Помню, как мы снимаем вечеринку, на которой встречаются все герои — Ирен, Поль, Серж, бывшая жена Поля, которая пытается соблазнить Сержа и ее новый друг, который восторженно рассматривает Ирен. Я должна петь песенку, пытаясь привлечь внимание мужа, увлеченного другой. Предполагается, что все мы уже прилично выпили, и петь я должна что-то любовное и легкое.

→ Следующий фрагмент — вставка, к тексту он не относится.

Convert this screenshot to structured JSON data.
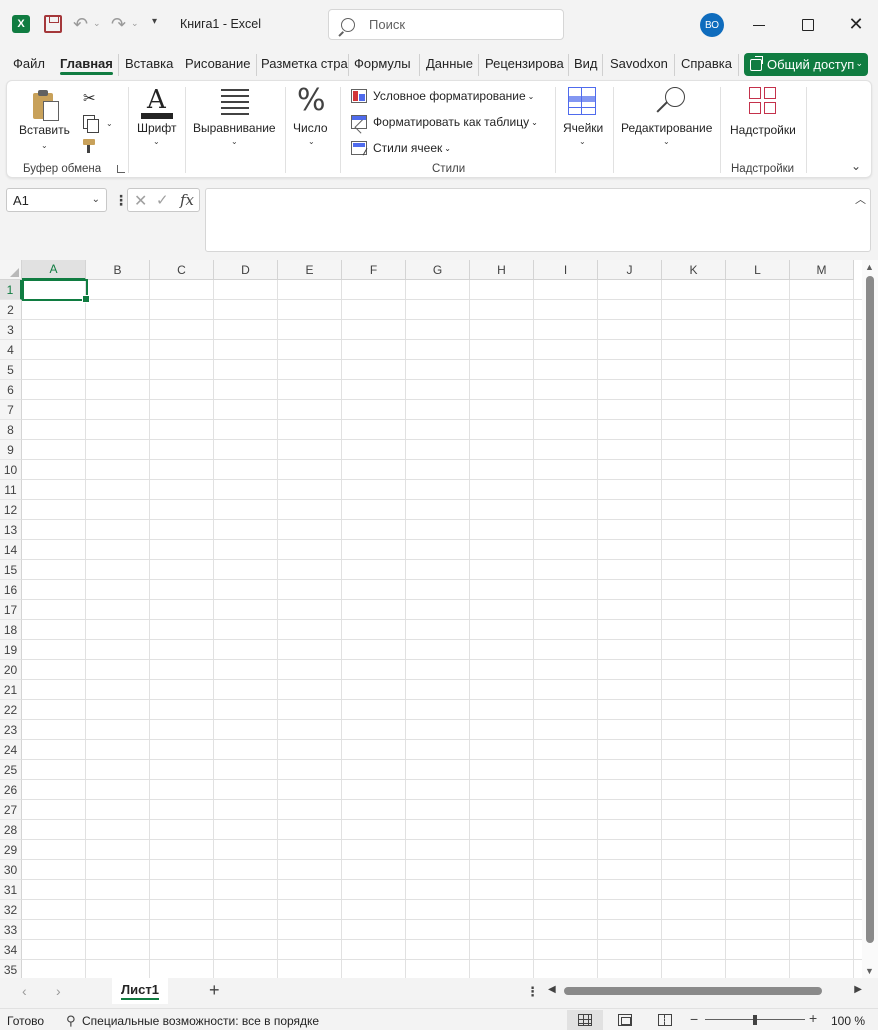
{
  "titlebar": {
    "app_icon": "excel-logo-icon",
    "app_letter": "X",
    "title": "Книга1  -  Excel",
    "search_placeholder": "Поиск",
    "avatar_initials": "ВО"
  },
  "tabs": [
    {
      "label": "Файл",
      "active": false
    },
    {
      "label": "Главная",
      "active": true
    },
    {
      "label": "Вставка",
      "active": false
    },
    {
      "label": "Рисование",
      "active": false
    },
    {
      "label": "Разметка стра",
      "active": false
    },
    {
      "label": "Формулы",
      "active": false
    },
    {
      "label": "Данные",
      "active": false
    },
    {
      "label": "Рецензирова",
      "active": false
    },
    {
      "label": "Вид",
      "active": false
    },
    {
      "label": "Savodxon",
      "active": false
    },
    {
      "label": "Справка",
      "active": false
    }
  ],
  "share_label": "Общий доступ",
  "ribbon": {
    "paste_label": "Вставить",
    "clipboard_group": "Буфер обмена",
    "font_label": "Шрифт",
    "font_icon_letter": "A",
    "alignment_label": "Выравнивание",
    "number_label": "Число",
    "number_icon_glyph": "%",
    "conditional_formatting": "Условное форматирование",
    "format_as_table": "Форматировать как таблицу",
    "cell_styles": "Стили ячеек",
    "styles_group": "Стили",
    "cells_label": "Ячейки",
    "editing_label": "Редактирование",
    "addins_label": "Надстройки",
    "addins_group": "Надстройки"
  },
  "formula_bar": {
    "name_box": "A1",
    "fx": "fx",
    "formula": ""
  },
  "grid": {
    "columns": [
      "A",
      "B",
      "C",
      "D",
      "E",
      "F",
      "G",
      "H",
      "I",
      "J",
      "K",
      "L",
      "M"
    ],
    "rows": [
      "1",
      "2",
      "3",
      "4",
      "5",
      "6",
      "7",
      "8",
      "9",
      "10",
      "11",
      "12",
      "13",
      "14",
      "15",
      "16",
      "17",
      "18",
      "19",
      "20",
      "21",
      "22",
      "23",
      "24",
      "25",
      "26",
      "27",
      "28",
      "29",
      "30",
      "31",
      "32",
      "33",
      "34",
      "35"
    ],
    "active_cell": "A1",
    "accent_color": "#107c41"
  },
  "sheets": [
    {
      "label": "Лист1",
      "active": true
    }
  ],
  "status": {
    "ready": "Готово",
    "accessibility": "Специальные возможности: все в порядке",
    "zoom": "100 %"
  }
}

— Пой, что хочешь! — кричит мне Витторио.
Я сразу не могу сообразить, что подходит в такой ситуации, и поэтому начинаю то, что люблю с детства. Я пою песню Эдит Пиаф. Голоса у меня, конечно, нет, но я непроизвольно подражаю ее тембру и манере исполнения, жестам и выражению ее трагического лица. Когда я с сомнамбулической улыбкой на губах пою припев в ритме вальса, протянув руки вперед, чуть взмахивая кистями и легко пританцовывая, мои глаза невидяще устремлены вдаль. После съемки Витторио показывает мне получившиеся кадры и сам ошеломлен результатом.
— Лиза, ты гений. Эти кадры будут твоей славой! Ты здесь настолько отрешена от всех проблем, что верится — это все пустяки перед тем главным, что есть только в тебе самой. Как тебе пришло это в голову?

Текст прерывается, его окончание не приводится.